Gore was elected to the U.S. House of Representatives in 1976, 1978, 1980, and 1982 and to the U.S. Senate in 1984 and 1990. He was inaugurated as the 45th vice president of the United States on January 20, 1993, and served eight years.
He is the author of the #1 New York Times best-sellers "An Inconvenient Truth" and "The Assault on Reason," and the best-sellers “Earth in the Balance,” "Our Choice: A Plan To Solve the Climate Crisis," "The Future: Six Drivers of Global Change," and most recently, The New York Times best-seller "An Inconvenient Sequel: Truth to Power.”
He is the subject of the documentary movie “An Inconvenient Truth,” which won two Oscars in 2006 -- and a second documentary in 2017, “An Inconvenient Sequel: Truth to Power.” In 2007, Gore was awarded the Nobel Peace Prize, along with the Intergovernmental Panel on Climate Change, for “informing the world of the dangers posed by climate change.”

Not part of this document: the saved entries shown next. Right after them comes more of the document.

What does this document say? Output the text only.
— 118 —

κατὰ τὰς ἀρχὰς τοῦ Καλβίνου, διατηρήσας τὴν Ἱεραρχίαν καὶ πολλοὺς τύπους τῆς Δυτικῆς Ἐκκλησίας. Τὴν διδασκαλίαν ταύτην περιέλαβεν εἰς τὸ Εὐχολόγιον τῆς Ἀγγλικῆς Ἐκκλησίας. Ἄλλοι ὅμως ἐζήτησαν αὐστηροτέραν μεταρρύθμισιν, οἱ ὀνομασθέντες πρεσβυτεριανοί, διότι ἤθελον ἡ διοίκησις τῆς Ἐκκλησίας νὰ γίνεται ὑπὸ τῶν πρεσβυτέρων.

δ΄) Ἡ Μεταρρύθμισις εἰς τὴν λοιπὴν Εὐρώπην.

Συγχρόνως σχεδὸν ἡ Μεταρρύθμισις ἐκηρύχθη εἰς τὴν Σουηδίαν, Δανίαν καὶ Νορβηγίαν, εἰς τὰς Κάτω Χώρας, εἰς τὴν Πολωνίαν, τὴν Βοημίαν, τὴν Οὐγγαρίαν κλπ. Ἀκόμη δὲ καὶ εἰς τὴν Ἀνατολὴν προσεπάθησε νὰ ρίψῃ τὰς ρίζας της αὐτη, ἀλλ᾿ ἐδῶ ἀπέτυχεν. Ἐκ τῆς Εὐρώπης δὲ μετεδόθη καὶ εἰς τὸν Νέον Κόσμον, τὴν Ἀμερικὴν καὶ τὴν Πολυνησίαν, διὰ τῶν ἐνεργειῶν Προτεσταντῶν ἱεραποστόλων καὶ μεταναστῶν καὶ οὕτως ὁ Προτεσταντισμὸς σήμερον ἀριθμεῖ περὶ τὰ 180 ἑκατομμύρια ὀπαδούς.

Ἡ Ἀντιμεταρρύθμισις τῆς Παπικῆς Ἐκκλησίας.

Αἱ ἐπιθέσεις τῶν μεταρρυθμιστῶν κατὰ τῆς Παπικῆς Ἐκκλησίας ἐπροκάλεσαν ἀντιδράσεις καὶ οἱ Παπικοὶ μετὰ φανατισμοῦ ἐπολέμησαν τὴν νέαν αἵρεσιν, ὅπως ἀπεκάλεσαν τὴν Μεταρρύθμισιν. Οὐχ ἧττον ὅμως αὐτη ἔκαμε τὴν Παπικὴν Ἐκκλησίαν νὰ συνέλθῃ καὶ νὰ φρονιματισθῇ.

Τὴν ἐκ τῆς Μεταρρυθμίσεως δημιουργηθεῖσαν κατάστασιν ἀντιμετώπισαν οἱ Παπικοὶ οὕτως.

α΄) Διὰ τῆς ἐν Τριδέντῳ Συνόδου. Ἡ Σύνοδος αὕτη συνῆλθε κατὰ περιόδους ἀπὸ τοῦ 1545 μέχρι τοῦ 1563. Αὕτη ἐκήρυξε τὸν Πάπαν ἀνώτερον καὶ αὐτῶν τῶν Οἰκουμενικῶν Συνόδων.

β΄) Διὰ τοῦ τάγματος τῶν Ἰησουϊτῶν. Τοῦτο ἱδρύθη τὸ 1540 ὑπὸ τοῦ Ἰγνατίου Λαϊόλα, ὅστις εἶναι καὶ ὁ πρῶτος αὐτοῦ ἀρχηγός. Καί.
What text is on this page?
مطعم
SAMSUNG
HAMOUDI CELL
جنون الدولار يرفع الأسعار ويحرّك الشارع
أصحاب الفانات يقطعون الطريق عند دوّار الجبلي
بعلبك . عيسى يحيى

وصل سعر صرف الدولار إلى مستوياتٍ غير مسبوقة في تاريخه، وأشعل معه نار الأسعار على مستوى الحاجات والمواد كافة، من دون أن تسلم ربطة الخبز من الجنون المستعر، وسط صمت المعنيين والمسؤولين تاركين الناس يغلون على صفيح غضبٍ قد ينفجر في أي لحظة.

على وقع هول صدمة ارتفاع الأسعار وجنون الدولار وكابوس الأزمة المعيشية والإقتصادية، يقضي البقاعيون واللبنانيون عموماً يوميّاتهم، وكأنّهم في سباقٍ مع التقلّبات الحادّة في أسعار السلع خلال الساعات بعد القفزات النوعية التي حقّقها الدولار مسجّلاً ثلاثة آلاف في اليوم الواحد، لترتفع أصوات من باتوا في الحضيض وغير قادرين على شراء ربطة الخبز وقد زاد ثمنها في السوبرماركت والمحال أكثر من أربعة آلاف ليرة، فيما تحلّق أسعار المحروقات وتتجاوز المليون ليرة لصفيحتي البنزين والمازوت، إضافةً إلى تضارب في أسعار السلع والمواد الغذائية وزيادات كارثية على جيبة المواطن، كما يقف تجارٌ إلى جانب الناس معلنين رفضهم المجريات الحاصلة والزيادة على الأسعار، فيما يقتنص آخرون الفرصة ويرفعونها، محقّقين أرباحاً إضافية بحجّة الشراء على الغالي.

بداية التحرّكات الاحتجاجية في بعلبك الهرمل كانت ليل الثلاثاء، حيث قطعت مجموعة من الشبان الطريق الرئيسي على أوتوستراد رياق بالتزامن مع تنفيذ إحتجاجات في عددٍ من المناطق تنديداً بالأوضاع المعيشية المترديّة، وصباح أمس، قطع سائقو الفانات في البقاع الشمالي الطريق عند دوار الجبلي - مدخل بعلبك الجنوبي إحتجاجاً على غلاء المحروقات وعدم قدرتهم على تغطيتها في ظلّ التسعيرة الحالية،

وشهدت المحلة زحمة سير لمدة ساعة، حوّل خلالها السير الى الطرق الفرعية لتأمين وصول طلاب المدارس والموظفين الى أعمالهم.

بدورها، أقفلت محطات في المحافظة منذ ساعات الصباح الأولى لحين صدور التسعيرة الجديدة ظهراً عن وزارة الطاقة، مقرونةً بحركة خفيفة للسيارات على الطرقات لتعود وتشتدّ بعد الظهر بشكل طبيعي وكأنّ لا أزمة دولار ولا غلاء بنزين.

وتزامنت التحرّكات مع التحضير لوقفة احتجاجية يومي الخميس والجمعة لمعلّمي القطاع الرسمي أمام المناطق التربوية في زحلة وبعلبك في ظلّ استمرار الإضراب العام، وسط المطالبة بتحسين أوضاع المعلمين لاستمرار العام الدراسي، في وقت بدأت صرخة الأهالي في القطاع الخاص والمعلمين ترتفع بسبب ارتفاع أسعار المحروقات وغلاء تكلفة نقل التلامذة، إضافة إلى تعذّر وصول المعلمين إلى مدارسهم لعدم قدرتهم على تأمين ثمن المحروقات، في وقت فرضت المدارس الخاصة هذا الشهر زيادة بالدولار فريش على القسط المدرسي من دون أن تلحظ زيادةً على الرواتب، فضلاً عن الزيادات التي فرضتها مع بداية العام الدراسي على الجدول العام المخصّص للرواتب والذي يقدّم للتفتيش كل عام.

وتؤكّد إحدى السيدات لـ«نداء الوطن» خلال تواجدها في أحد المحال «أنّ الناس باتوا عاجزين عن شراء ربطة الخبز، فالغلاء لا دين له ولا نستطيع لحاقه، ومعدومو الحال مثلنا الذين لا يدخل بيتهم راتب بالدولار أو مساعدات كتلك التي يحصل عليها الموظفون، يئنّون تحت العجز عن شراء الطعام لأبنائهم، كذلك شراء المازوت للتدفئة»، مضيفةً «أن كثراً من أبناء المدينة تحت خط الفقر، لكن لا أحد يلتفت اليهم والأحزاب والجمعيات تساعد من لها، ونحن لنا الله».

ROGER ROSENBLATT whose work has been published in 14 languages, is the author of five New York Times Notable Books of the Year, and three Times bestsellers, including the memoirs Kayak Morning, The Boy Detective and Making Toast, originally an essay in the New Yorker. The Story I Am, a collection on writing and the writing life was published in April of 2020 and Cold Moon: On Life, Love, and Responsibility was published in October. He has also written seven off-Broadway plays, notably the one-person Free Speech in America , that he performed at the American Place Theater, named one of the Times’s “Ten Best Plays of 1991.” In 2019, The Bay Street Theater in Sag Harbor produced "Lives in the Basement, Does Nothing," his one-person musical play about the writing life, for which he played jazz piano.
The Distinguished Professor of English and Writing at Stony Brook, he formerly held the Briggs-Copeland appointment in creative writing at Harvard, where he earned his Ph.D. In 1985, he was on the short list for NASA’s Journalist in Space, before the Challenger shuttle tragedy ended the program. Among his honors are two George Polk Awards; the Peabody, and the Emmy, for his essays at Time magazine and on PBS; a Fulbright to Ireland, where he played on the Irish International Basketball Team; seven honorary doctorates; the Kenyon Review Award for Lifetime Literary Achievement; and the President’s Medal from the Chautauqua Institution for his body of work.
Recently, he was honored by the Fulbright Association on its 75th anniversary. In 2021, he created Write America, a weekly national reading series, to foster the healing of political and racial divisions in the country.